Whether or not Cagayan Fishing Development Corporation has validly transferred (thru a
contract of sale) the four parcels of land to Teodoro Sandiko.

RULING:

NO. The transfer was made almost five months before the incorporation of the company.
Unquestionably, a duly organized corporation has the power to purchase and hold such real
property as the purposes for which such corporation was formed may permit and for this
purpose may enter into such contracts as may be necessary (sec. 13, pars. 5 and 9, and sec.
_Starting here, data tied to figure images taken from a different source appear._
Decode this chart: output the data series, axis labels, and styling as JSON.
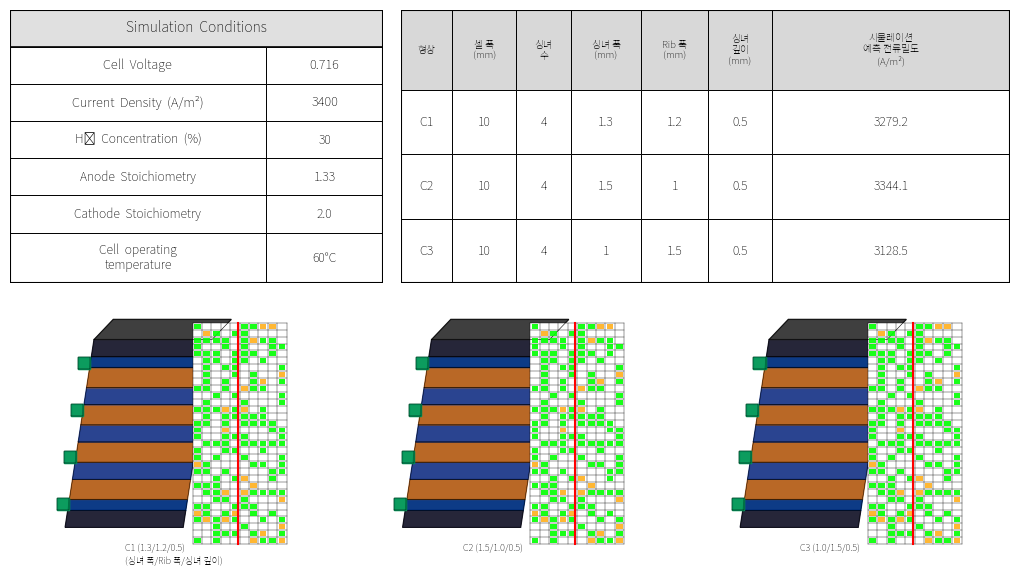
{
  "left_table": {
    "title": "Simulation  Conditions",
    "rows": [
      [
        "Cell  Voltage",
        "0.716"
      ],
      [
        "Current  Density  (A/m²)",
        "3400"
      ],
      [
        "H₂  Concentration  (%)",
        "30"
      ],
      [
        "Anode  Stoichiometry",
        "1.33"
      ],
      [
        "Cathode  Stoichiometry",
        "2.0"
      ],
      [
        "Cell  operating\ntemperature",
        "60°C"
      ]
    ],
    "bold_rows": [
      0,
      1
    ],
    "bg_title": "#e0e0e0",
    "bg_normal": "#ffffff"
  },
  "right_table": {
    "headers": [
      "형상",
      "셀 폭\n(mm)",
      "싱녀\n수",
      "싱녀 폭\n(mm)",
      "Rib 폭\n(mm)",
      "싱녀\n깊이\n(mm)",
      "시물레이션\n예측 전류밀도\n(A/m²)"
    ],
    "rows": [
      [
        "C1",
        "10",
        "4",
        "1.3",
        "1.2",
        "0.5",
        "3279.2"
      ],
      [
        "C2",
        "10",
        "4",
        "1.5",
        "1",
        "0.5",
        "3344.1"
      ],
      [
        "C3",
        "10",
        "4",
        "1",
        "1.5",
        "0.5",
        "3128.5"
      ]
    ],
    "bg_header": "#d8d8d8",
    "bg_normal": "#ffffff"
  },
  "bottom_labels": [
    "C1 (1.3/1.2/0.5)\n(싱녀 폭/Rib 폭/싱녀 깊이)",
    "C2 (1.5/1.0/0.5)",
    "C3 (1.0/1.5/0.5)"
  ],
  "bg_color": "#ffffff"
}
14, Act No. 1459). But before a corporation may be said to be lawfully organized, many
things have to be done. Among other things, the law requires the filing of articles of
incorporation (secs. 6 et seq., Act. No. 1459). Although there is a presumption that all the
requirements of law have been complied with (sec. 334, par. 31 Code of Civil Procedure), in
the case before us it cannot be denied that the plaintiff was not yet incorporated when it
entered into a contract of sale. The contract itself referred to the plaintiff as "una sociedad
en vias de incorporacion." It was not even a de facto corporation at the time. Not being in
legal existence then, it did not possess juridical capacity to enter into the contract.
Boiled down to its naked reality, the contract here was entered into not between Manuel
Tabora and a non-existent corporation but between the Manuel Tabora as owner of the four
parcels of lands on the one hand and the same Manuel Tabora, his wife and others, as mere
promoters of a corporations on the other hand. For reasons that are selfevident, these
promoters could not have acted as agent for a projected corporation since that which no
legal existence could have no agent. A corporation, until organized, has no life and
therefore no faculties. It is, as it were, a child in ventre sa mere. This is not saying that under
no circumstances may the acts of promoters of a corporation be ratified by the corporation if
and when subsequently organized. There are, of course, exceptions but under the peculiar
facts and circumstances of the present case we decline to extend the doctrine of ratification
which would result in the commission of injustice or fraud to the candid and unwary.